Monday, 5 March 2012


The new Bishop of Lincoln is taking two initiatives. One is to review the central services and costs of the diocese; I’d first heard about this from a couple of people on the diocesan staff concerned about their jobs, and it has now been formally announced in the most recent mailing to clergy. The other is to have a programme to deepen discipleship, for which there will be major ‘opening’ and ‘closing’ events in the Cathedral; I’d first heard this referred to by a couple of people active at deanery level, and I’m sure an announcement and programme will be coming to us in due course.

The Bishop spoke about these two things at the Cathedral Council last week. He is aware of good heart and faithfulness in the diocese, but also of a rate of decline in attendance and a rate of financial giving which do not compare well with other dioceses. Part of the result of his review may be to liberate some money to be spent in parishes rather than at the centre. Part of the result of the discipleship initiative may be things ranging from increased giving to more vocation.

This all seems very worthwhile, although I wonder whether these things take sufficient notice of what I think of as the demographic unravelling of our present patterns of operation; the decline which is becoming increasingly visible is not so much people ceasing to attend and give as the coming home to roost of the sharply different rates of recruitment and Christian formation of the people born in the 1920s-50s compared with those born in the 1960s-90s, something about which I have posted before.
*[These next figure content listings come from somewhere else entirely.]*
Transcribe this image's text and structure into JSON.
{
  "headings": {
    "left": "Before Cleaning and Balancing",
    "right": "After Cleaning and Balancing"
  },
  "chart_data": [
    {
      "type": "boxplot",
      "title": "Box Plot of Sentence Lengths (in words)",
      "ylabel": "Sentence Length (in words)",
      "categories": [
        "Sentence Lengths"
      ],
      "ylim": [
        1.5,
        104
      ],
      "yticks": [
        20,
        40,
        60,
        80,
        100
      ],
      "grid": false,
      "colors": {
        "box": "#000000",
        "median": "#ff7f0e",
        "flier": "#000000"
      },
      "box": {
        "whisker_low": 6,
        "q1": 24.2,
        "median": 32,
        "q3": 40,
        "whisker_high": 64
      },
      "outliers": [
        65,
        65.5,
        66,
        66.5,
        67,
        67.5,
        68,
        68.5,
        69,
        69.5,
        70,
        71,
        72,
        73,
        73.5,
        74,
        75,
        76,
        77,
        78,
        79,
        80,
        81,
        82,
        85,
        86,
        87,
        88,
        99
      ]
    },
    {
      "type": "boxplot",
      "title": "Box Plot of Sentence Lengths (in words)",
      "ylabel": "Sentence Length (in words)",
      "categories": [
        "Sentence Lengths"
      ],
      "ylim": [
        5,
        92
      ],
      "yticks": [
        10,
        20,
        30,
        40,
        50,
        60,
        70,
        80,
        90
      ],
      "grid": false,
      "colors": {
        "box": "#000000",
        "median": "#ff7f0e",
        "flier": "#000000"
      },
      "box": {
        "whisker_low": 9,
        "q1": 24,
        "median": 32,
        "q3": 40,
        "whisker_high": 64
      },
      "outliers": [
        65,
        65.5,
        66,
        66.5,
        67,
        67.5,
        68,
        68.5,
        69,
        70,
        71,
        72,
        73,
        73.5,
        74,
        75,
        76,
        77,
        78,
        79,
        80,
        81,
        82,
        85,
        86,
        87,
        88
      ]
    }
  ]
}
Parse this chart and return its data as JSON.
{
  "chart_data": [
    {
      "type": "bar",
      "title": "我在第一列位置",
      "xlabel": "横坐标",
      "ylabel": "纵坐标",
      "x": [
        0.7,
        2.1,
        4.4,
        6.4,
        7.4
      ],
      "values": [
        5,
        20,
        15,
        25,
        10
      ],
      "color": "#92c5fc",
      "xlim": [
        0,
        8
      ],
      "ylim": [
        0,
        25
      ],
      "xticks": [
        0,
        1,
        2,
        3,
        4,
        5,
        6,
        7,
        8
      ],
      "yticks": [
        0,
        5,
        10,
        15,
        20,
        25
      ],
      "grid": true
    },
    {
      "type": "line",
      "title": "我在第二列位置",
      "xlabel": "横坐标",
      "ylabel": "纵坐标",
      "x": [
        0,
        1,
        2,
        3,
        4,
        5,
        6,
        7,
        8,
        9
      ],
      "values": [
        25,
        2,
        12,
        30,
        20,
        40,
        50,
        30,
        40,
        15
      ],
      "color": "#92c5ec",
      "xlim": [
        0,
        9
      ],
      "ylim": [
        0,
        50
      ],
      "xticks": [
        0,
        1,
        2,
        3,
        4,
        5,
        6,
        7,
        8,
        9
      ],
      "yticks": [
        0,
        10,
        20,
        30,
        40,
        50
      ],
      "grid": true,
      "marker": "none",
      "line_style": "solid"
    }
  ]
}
On the surface a review of central services and costs makes a lot of sense. The 2012 diocesan budget indicates that just short of 40% of expenditure (£3.8 million) is in these areas while just over 60% (£5.9 million) is in the local deployment of parish priests. But it is not quite as simple as that. Over a third of central expenditure (£1.4 million) is on deploying Curates in training posts in parishes and in deploying ‘sector ministers’ such as Industrial Chaplains in local areas. And a further £0.8 million is our payments to meet fixed national costs, over half of which is for training clergy. If the review was to result in a cut of one third in the remaining £1.6 million of central expenditure that would only free up enough money to deploy 0.75 of an extra clergy post in this deanery (whose budget meets 6% of central costs), which would be welcome but actually quite marginal in a process which has halved the number of filled posts within ten years from about 16 to 8.

And on the surface a systematic readdressing of our discipleship would also be very fruitful; a Catholic member of the Cathedral Council spoke about the impact of the Renew programme when she lived in the diocese of Arundel and Brighton a number of years ago. I am reminded of the Recovering Confidence and Missionary Congregation ideas which were fresh when I was on the diocesan staff fifteen years ago and about which I’ve posted from time to time: taking one’s eyes off the immediate planning and retrenchment to focus on deepening our Christian distinctiveness and engagement. This level of faithfulness and renewal of dependance on God is probably the only way to open up new confidence, mission and possibilities, but perhaps not if in our heart of hearts we go into it simply hoping it will be a magic wand to preserve our present failing structures.

The pile of shopping at the back of St Michael’s yesterday was an impressive response by people in our churches to an appeal the previous Sunday to help restock the North East Lincolnshire churches' Community Larder which had been emptied by the distribution of 79 different gifts to those in emergency need during January and February.